Most importantly, supporting a human population that, according to a consensus of estimates, will expand by around 50 percent over the next forty years will be an extremely daunting task in which it would be unwise to count on high levels of international cooperation. More likely, geopolitical competition for the control of the planet's dwindling patrimony of natural wealth will intensify. At the same time the destruction of the biosphere, which along with rising levels of greenhouse gas emissions is an important cause of climate change, will accelerate. The result will be a hotter world that is less hospitable to humans.
If Atwood's Payback contains a lesson it is that debts must be repaid. The type of political economy that operated in the U.S. over the past twenty years, which some imagined would spread throughout the world, was based on the belief that this old-fashioned maxim no longer applied. A new era had arrived, in which sophisticated techniques of financial management could transform debt into a means of wealth creation from which even the poor could benefit.
The new era turned out to be short-lived, or else nonexistent. America was able to live on credit only by borrowing from other countries, above all China. With the bursting of the bubble it has become less clear whether America's creditors will continue to commit funds on the required scale, while the claim of American finance capitalism to be a universal economic model has collapsed. Along with other governments, the Obama administration is faced with the task of dealing with the danger of recession turning into something worse. A large-scale monetary and fiscal stimulus will be administered in order to stave off depression. We must hope the stimulus has the desired effect. Whether or not it succeeds, it involves a redistribution from savers to borrowers that does not square with traditional values regarding the payment of debt.

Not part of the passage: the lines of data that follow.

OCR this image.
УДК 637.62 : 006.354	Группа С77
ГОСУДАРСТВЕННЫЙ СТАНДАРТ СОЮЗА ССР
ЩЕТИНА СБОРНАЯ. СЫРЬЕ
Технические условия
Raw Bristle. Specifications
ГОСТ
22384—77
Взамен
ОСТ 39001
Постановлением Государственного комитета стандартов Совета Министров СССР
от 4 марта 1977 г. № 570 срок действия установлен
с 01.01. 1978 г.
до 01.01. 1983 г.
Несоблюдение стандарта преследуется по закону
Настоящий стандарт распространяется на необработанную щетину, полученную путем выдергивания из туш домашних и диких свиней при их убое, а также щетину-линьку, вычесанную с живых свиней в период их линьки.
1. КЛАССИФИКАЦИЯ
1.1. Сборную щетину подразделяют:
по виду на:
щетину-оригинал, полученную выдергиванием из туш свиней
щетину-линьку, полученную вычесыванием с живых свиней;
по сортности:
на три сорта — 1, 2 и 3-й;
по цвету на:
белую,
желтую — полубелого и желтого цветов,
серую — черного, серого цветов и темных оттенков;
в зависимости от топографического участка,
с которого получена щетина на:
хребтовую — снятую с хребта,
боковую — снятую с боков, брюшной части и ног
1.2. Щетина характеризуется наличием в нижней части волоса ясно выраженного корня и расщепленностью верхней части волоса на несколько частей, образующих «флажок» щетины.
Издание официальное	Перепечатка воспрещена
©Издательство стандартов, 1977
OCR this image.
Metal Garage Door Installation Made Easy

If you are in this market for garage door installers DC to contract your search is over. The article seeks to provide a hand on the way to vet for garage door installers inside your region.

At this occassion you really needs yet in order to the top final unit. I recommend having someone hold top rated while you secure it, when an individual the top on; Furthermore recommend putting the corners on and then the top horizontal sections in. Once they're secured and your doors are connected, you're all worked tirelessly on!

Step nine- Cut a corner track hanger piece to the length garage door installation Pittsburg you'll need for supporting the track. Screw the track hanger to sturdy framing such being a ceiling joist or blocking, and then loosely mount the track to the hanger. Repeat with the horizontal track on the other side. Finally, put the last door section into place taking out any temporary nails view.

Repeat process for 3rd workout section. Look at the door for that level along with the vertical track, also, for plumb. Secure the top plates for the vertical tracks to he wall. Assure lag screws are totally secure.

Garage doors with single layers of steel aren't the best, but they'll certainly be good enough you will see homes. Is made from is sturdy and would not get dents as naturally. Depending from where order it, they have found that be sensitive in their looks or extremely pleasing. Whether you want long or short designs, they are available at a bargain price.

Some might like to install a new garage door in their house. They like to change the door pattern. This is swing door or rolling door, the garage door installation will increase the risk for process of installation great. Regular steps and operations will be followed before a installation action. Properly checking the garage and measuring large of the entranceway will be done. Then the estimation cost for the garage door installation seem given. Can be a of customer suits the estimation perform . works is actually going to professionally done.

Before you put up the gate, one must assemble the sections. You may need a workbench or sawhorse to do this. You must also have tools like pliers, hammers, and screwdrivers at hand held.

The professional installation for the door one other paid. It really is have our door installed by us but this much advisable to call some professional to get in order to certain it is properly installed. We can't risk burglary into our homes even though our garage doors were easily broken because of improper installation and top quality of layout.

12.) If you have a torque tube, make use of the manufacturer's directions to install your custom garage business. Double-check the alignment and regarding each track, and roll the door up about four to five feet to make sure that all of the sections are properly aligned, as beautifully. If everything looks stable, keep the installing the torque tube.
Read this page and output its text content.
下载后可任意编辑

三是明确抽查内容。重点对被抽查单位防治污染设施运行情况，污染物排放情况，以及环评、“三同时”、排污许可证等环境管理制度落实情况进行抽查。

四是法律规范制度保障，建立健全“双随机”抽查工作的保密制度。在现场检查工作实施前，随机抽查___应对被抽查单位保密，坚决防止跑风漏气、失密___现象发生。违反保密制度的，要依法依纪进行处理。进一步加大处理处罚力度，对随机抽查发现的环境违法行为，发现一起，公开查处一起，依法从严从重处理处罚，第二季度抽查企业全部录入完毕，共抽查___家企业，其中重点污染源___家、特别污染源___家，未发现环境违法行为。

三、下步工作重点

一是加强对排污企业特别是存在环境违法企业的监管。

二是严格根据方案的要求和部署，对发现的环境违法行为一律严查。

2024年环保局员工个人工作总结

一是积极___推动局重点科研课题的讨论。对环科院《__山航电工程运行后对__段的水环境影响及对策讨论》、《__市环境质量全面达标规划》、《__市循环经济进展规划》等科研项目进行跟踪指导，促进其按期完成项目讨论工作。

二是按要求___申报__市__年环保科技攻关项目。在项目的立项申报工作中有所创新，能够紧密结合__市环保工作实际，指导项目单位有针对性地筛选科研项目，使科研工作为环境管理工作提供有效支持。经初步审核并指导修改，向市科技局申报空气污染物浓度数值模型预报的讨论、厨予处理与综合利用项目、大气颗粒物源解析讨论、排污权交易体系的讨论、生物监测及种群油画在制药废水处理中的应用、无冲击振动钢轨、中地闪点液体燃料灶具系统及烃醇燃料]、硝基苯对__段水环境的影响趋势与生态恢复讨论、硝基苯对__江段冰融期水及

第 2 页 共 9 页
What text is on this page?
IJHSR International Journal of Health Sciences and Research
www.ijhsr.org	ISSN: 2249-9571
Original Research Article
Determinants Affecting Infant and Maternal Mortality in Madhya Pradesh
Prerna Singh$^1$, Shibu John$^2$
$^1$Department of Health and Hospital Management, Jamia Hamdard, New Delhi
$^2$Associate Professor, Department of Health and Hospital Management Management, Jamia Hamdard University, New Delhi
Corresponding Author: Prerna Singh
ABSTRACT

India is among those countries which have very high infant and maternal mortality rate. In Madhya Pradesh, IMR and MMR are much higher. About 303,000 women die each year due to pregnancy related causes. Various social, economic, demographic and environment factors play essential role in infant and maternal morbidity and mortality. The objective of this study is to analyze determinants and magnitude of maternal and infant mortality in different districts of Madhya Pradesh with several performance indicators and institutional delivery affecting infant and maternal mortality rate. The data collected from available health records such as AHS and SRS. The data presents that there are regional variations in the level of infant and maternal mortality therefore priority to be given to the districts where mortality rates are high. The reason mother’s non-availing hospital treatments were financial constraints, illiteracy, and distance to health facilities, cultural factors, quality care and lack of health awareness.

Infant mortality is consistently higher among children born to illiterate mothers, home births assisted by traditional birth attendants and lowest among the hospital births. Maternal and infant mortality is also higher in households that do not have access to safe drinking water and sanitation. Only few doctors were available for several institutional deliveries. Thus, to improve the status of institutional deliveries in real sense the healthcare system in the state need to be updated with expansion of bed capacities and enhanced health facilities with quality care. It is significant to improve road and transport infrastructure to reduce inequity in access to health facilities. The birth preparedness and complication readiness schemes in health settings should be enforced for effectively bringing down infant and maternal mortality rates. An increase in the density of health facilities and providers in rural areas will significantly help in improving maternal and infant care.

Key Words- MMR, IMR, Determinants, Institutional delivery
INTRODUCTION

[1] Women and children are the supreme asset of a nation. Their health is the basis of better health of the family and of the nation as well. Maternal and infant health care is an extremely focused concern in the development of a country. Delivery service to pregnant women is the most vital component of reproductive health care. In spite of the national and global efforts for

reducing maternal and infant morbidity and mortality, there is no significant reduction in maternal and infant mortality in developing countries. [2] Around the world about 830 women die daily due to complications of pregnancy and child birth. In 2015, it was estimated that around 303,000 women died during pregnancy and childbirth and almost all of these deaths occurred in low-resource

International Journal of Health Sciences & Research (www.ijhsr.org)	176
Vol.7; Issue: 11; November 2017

In order to resume economic growth, past debts will be devalued and new debts incurred.
That does not mean payback will be avoided. Returning to the levels of consumption of the recent past means running up an ever-larger environmental bill. As Atwood argues, there must eventually be a reckoning; the ancient conception of a link between human society and the natural world has not been rendered obsolete. If humanity is unwilling or unable to pay back its debts, the planet will surely collect.